Davis’ father and younger brother both died from kidney disease.

But a fateful meeting with Jevnikar, Medical Director of Kidney Transplantation at the London Health Sciences Centre’s University Hospital and professor in the Schulich School of Medicine & Dentistry, offered hope.

“While we accepted high-risk patients in the past, it’s fair to say Mr. Davis represented our biggest challenge,” says Jevnikar.

To prepare him for surgery, Jevnikar said “he was going to throw at me everything but the kitchen sink, and that too if necessary.”

Based on recent advances, a new, aggressive treatment would hopefully allow Davis’s immune system to accept the transplant. The donor was Davis’s wife, Donna.

Now, 16 months since the surgery in November 2007, “life for me is incredible and far beyond what I expected.”

Davis’s pre-surgery treatment was tailor-made to allow his body to accept the new kidney.

“We know kidneys ... are rejected by parts of the immune system,” Jevnikar says. “What Mr.
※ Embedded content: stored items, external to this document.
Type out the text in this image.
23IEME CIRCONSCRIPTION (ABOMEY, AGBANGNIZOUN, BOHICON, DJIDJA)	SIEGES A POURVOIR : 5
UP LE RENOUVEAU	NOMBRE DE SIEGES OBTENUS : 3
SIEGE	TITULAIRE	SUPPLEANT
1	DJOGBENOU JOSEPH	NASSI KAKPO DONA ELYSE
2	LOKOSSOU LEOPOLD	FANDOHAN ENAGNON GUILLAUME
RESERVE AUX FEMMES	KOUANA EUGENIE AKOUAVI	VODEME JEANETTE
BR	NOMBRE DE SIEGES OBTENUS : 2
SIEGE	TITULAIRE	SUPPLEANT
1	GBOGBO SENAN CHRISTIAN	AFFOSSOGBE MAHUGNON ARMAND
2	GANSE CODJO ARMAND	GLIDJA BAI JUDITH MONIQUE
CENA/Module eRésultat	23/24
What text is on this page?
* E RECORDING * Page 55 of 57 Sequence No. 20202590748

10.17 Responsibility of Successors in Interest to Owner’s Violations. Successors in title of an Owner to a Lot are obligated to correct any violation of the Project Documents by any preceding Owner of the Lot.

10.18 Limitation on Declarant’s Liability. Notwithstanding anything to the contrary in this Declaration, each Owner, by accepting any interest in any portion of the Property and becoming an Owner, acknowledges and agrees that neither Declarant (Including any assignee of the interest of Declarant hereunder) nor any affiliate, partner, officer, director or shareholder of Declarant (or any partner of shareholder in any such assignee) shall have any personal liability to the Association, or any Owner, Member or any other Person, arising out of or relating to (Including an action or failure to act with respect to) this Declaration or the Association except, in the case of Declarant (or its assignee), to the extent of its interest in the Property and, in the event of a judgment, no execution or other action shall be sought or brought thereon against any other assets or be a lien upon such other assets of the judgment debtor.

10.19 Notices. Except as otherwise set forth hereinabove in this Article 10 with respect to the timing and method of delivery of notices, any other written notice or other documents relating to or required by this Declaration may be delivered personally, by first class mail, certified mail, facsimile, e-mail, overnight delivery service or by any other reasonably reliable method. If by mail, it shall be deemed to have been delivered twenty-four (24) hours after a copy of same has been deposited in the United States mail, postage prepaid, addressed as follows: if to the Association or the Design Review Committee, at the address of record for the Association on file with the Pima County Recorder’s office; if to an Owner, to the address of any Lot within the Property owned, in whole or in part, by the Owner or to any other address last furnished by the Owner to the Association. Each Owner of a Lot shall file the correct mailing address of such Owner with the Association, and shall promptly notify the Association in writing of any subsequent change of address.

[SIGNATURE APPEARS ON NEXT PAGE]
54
Davis had was a unique combination of different ways to reject the organs, the kidneys, and that wasn’t well handled by the current anti-rejection drugs.”

As newly appointed clinical research chair in transplantation, Jevnikar says the funding will allow researchers to explore new ways to improve organ transplant longevity and to prevent damage to the transplant organs, as well as find new transplant solutions, such as Davis’s.

“Despite knowing the immune system the way we do and having drugs available, transplants aren’t forever and yet your organs are forever,” he says. “So, how do you prevent the injury that accompanies transplants so that organs – kidneys, livers, hearts - can function normally for the reasonable lifetime of that patient.”

About 170 organ transplants are performed each year at London Health Sciences Centre, 80-100 of which are kidneys.

“With each year, thanks to our advances in medical research, success rates are improving,” says Schulich School of Medicine & Dentistry Dean Carol Herbert. “What used to be a death sentence is now certainly a big bump in the road ... but in fact is manageable.”

Neil Maresky, vice-president of scientific affairs at Wyeth Pharmaceuticals, says the company believes transplantation is an important field of innovative medical research.

On behalf of the Canadian Institutes of Health Research, Quim Madrenas, Canada Research Chair in Transplantation and Immunology, congratulated Jevnikar.

“Organ rejection is one of the greatest challenges in transplantation research and Tony has made great progress in developing novel methods to prevent organ rejection and to improve the outcomes of organ transplantation.”